Thonberg H, Zhang S J, Tvrdik P, Jacobsson A, Nedergaard J
Wenner-Gren Institute, Arrhenius Laboratories F3, Stockholm University, Sweden.
J Biol Chem. 1994 Dec 30;269(52):33179-86.
In order to examine how norepinephrine stimulates proliferation and differentiation in brown fat cells, we have investigated the ability of brown fat cells to respond to norepinephrine stimulation with an increase in the expression of the proto-oncogene c-fos. Stimulation of brown fat precursor cells (isolated from young mice and grown for 4 days in culture) with norepinephrine led to a marked but transient (maximal approximately 30 min) induction of c-fos expression. The magnitude of this induction was similar in pre- and postconfluent cells. The norepinephrine effect could be blocked by both alpha 1- and beta-adrenergic antagonists. Forskolin had a small inductive ability, as had the selective alpha 1-agonist cirazoline, but with both together a high induction was obtained. The phorbol ester 12-O-tetradecanoylphorbol-13-acetate (TPA) could in itself induce c-fos expression, but pretreatment with TPA did not abolish the ability of norepinephrine to induce c-fos expression, indicating that TPA-sensitive protein kinase C was not a primary mediator in this pathway. Also the Ca2+ ionophore A23187 had in itself an inductive ability, but A23187 in combination with forskolin led to a large increase in c-fos expression, indicating synergistic interaction between a cAMP pathway and a [Ca2+]i pathway. This interaction was not proximal, i.e. alpha 1 stimulation or increase in [Ca2+]i by A23187 did not augment forskolin-induced cAMP levels, and beta stimulation or forskolin did not affect [Ca2+]i levels; and it did not require protein synthesis. It was concluded that norepinephrine, in agreement with its fundamental role in the control of brown fat cell growth and development, was able to induce c-fos expression, that this induction was not exclusively linked to promotion of either proliferation or differentiation, and that the induction was mediated via a distal synergism between beta/cAMP and alpha 1/[Ca2+]i pathways, thus conferring to the alpha 1-adrenoreceptors on the cell a potentially significant role in the control of cell growth and development.

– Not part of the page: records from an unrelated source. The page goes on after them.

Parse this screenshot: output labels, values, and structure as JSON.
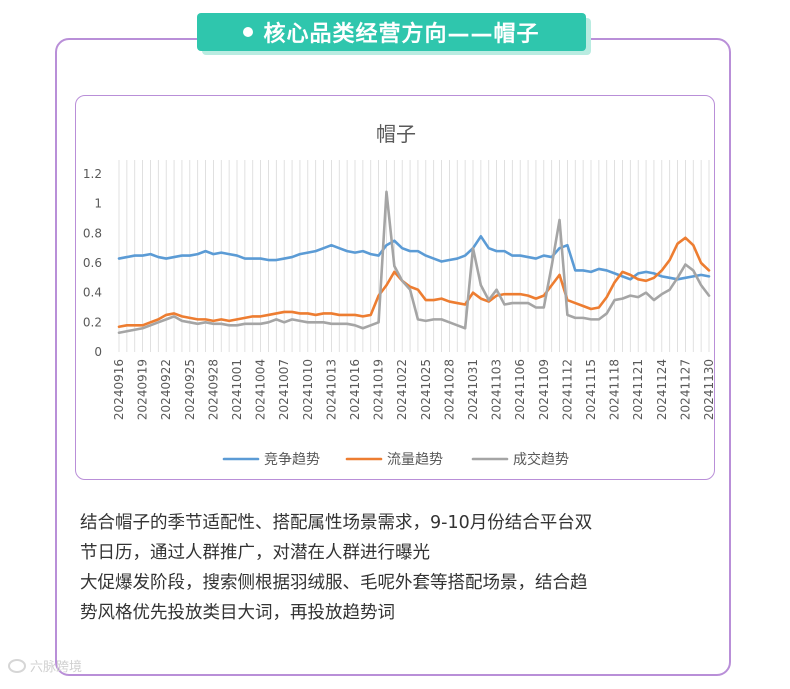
{
  "header": {
    "title": "核心品类经营方向——帽子"
  },
  "watermark": {
    "text": "六脉跨境"
  },
  "body_text": {
    "lines": [
      "结合帽子的季节适配性、搭配属性场景需求，9-10月份结合平台双",
      "节日历，通过人群推广，对潜在人群进行曝光",
      "大促爆发阶段，搜索侧根据羽绒服、毛呢外套等搭配场景，结合趋",
      "势风格优先投放类目大词，再投放趋势词"
    ]
  },
  "chart_data": {
    "type": "line",
    "title": "帽子",
    "xlabel": "",
    "ylabel": "",
    "ylim": [
      0,
      1.2
    ],
    "yticks": [
      "0",
      "0.2",
      "0.4",
      "0.6",
      "0.8",
      "1",
      "1.2"
    ],
    "grid": "vertical",
    "legend_position": "bottom",
    "x": [
      "20240916",
      "20240917",
      "20240918",
      "20240919",
      "20240920",
      "20240921",
      "20240922",
      "20240923",
      "20240924",
      "20240925",
      "20240926",
      "20240927",
      "20240928",
      "20240929",
      "20240930",
      "20241001",
      "20241002",
      "20241003",
      "20241004",
      "20241005",
      "20241006",
      "20241007",
      "20241008",
      "20241009",
      "20241010",
      "20241011",
      "20241012",
      "20241013",
      "20241014",
      "20241015",
      "20241016",
      "20241017",
      "20241018",
      "20241019",
      "20241020",
      "20241021",
      "20241022",
      "20241023",
      "20241024",
      "20241025",
      "20241026",
      "20241027",
      "20241028",
      "20241029",
      "20241030",
      "20241031",
      "20241101",
      "20241102",
      "20241103",
      "20241104",
      "20241105",
      "20241106",
      "20241107",
      "20241108",
      "20241109",
      "20241110",
      "20241111",
      "20241112",
      "20241113",
      "20241114",
      "20241115",
      "20241116",
      "20241117",
      "20241118",
      "20241119",
      "20241120",
      "20241121",
      "20241122",
      "20241123",
      "20241124",
      "20241125",
      "20241126",
      "20241127",
      "20241128",
      "20241129",
      "20241130"
    ],
    "x_tick_labels": [
      "20240916",
      "20240919",
      "20240922",
      "20240925",
      "20240928",
      "20241001",
      "20241004",
      "20241007",
      "20241010",
      "20241013",
      "20241016",
      "20241019",
      "20241022",
      "20241025",
      "20241028",
      "20241031",
      "20241103",
      "20241106",
      "20241109",
      "20241112",
      "20241115",
      "20241118",
      "20241121",
      "20241124",
      "20241127",
      "20241130"
    ],
    "series": [
      {
        "name": "竞争趋势",
        "color": "#5b9bd5",
        "values": [
          0.63,
          0.64,
          0.65,
          0.65,
          0.66,
          0.64,
          0.63,
          0.64,
          0.65,
          0.65,
          0.66,
          0.68,
          0.66,
          0.67,
          0.66,
          0.65,
          0.63,
          0.63,
          0.63,
          0.62,
          0.62,
          0.63,
          0.64,
          0.66,
          0.67,
          0.68,
          0.7,
          0.72,
          0.7,
          0.68,
          0.67,
          0.68,
          0.66,
          0.65,
          0.72,
          0.75,
          0.7,
          0.68,
          0.68,
          0.65,
          0.63,
          0.61,
          0.62,
          0.63,
          0.65,
          0.7,
          0.78,
          0.7,
          0.68,
          0.68,
          0.65,
          0.65,
          0.64,
          0.63,
          0.65,
          0.64,
          0.7,
          0.72,
          0.55,
          0.55,
          0.54,
          0.56,
          0.55,
          0.53,
          0.51,
          0.49,
          0.53,
          0.54,
          0.53,
          0.51,
          0.5,
          0.49,
          0.5,
          0.51,
          0.52,
          0.51
        ]
      },
      {
        "name": "流量趋势",
        "color": "#ed7d31",
        "values": [
          0.17,
          0.18,
          0.18,
          0.18,
          0.2,
          0.22,
          0.25,
          0.26,
          0.24,
          0.23,
          0.22,
          0.22,
          0.21,
          0.22,
          0.21,
          0.22,
          0.23,
          0.24,
          0.24,
          0.25,
          0.26,
          0.27,
          0.27,
          0.26,
          0.26,
          0.25,
          0.26,
          0.26,
          0.25,
          0.25,
          0.25,
          0.24,
          0.25,
          0.38,
          0.45,
          0.54,
          0.48,
          0.44,
          0.42,
          0.35,
          0.35,
          0.36,
          0.34,
          0.33,
          0.32,
          0.4,
          0.36,
          0.34,
          0.38,
          0.39,
          0.39,
          0.39,
          0.38,
          0.36,
          0.38,
          0.45,
          0.52,
          0.35,
          0.33,
          0.31,
          0.29,
          0.3,
          0.37,
          0.47,
          0.54,
          0.52,
          0.49,
          0.48,
          0.5,
          0.55,
          0.62,
          0.73,
          0.77,
          0.72,
          0.6,
          0.55
        ]
      },
      {
        "name": "成交趋势",
        "color": "#a5a5a5",
        "values": [
          0.13,
          0.14,
          0.15,
          0.16,
          0.18,
          0.2,
          0.22,
          0.24,
          0.21,
          0.2,
          0.19,
          0.2,
          0.19,
          0.19,
          0.18,
          0.18,
          0.19,
          0.19,
          0.19,
          0.2,
          0.22,
          0.2,
          0.22,
          0.21,
          0.2,
          0.2,
          0.2,
          0.19,
          0.19,
          0.19,
          0.18,
          0.16,
          0.18,
          0.2,
          1.08,
          0.58,
          0.48,
          0.42,
          0.22,
          0.21,
          0.22,
          0.22,
          0.2,
          0.18,
          0.16,
          0.7,
          0.45,
          0.35,
          0.42,
          0.32,
          0.33,
          0.33,
          0.33,
          0.3,
          0.3,
          0.58,
          0.89,
          0.25,
          0.23,
          0.23,
          0.22,
          0.22,
          0.26,
          0.35,
          0.36,
          0.38,
          0.37,
          0.4,
          0.35,
          0.39,
          0.42,
          0.5,
          0.59,
          0.55,
          0.45,
          0.38
        ]
      }
    ]
  }
}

为了研究去甲肾上腺素如何刺激棕色脂肪细胞的增殖和分化,我们研究了棕色脂肪细胞对去甲肾上腺素刺激作出反应并增加原癌基因c-fos表达的能力。用去甲肾上腺素刺激棕色脂肪前体细胞(从小鼠幼崽中分离并在培养中生长4天)导致c-fos表达显著但短暂(最大约30分钟)的诱导。这种诱导的程度在汇合前和汇合后的细胞中相似。去甲肾上腺素的作用可被α1和β肾上腺素能拮抗剂阻断。福斯高林具有较小的诱导能力,选择性α1激动剂西拉唑啉也是如此,但两者一起使用可获得高诱导率。佛波酯12-O-十四酰佛波醇-13-乙酸酯(TPA)本身可诱导c-fos表达,但用TPA预处理并未消除去甲肾上腺素诱导c-fos表达的能力,这表明TPA敏感的蛋白激酶C不是该途径的主要介质。同样,Ca2+离子载体A23187本身也具有诱导能力,但A23187与福斯高林联合使用导致c-fos表达大幅增加,表明cAMP途径和[Ca2+]i途径之间存在协同相互作用。这种相互作用不是近端的,即α1刺激或A23187引起的[Ca2+]i增加不会增强福斯高林诱导的cAMP水平,β刺激或福斯高林也不会影响[Ca2+]i水平;并且它不需要蛋白质合成。得出的结论是,与去甲肾上腺素在棕色脂肪细胞生长和发育控制中的基本作用一致,可以诱导c-fos表达,这种诱导并非仅与增殖或分化的促进相关,并且该诱导是通过β/cAMP和αl/[Ca2+]i途径之间的远端协同作用介导的,从而赋予细胞上的α1肾上腺素能受体在细胞生长和发育控制中潜在的重要作用。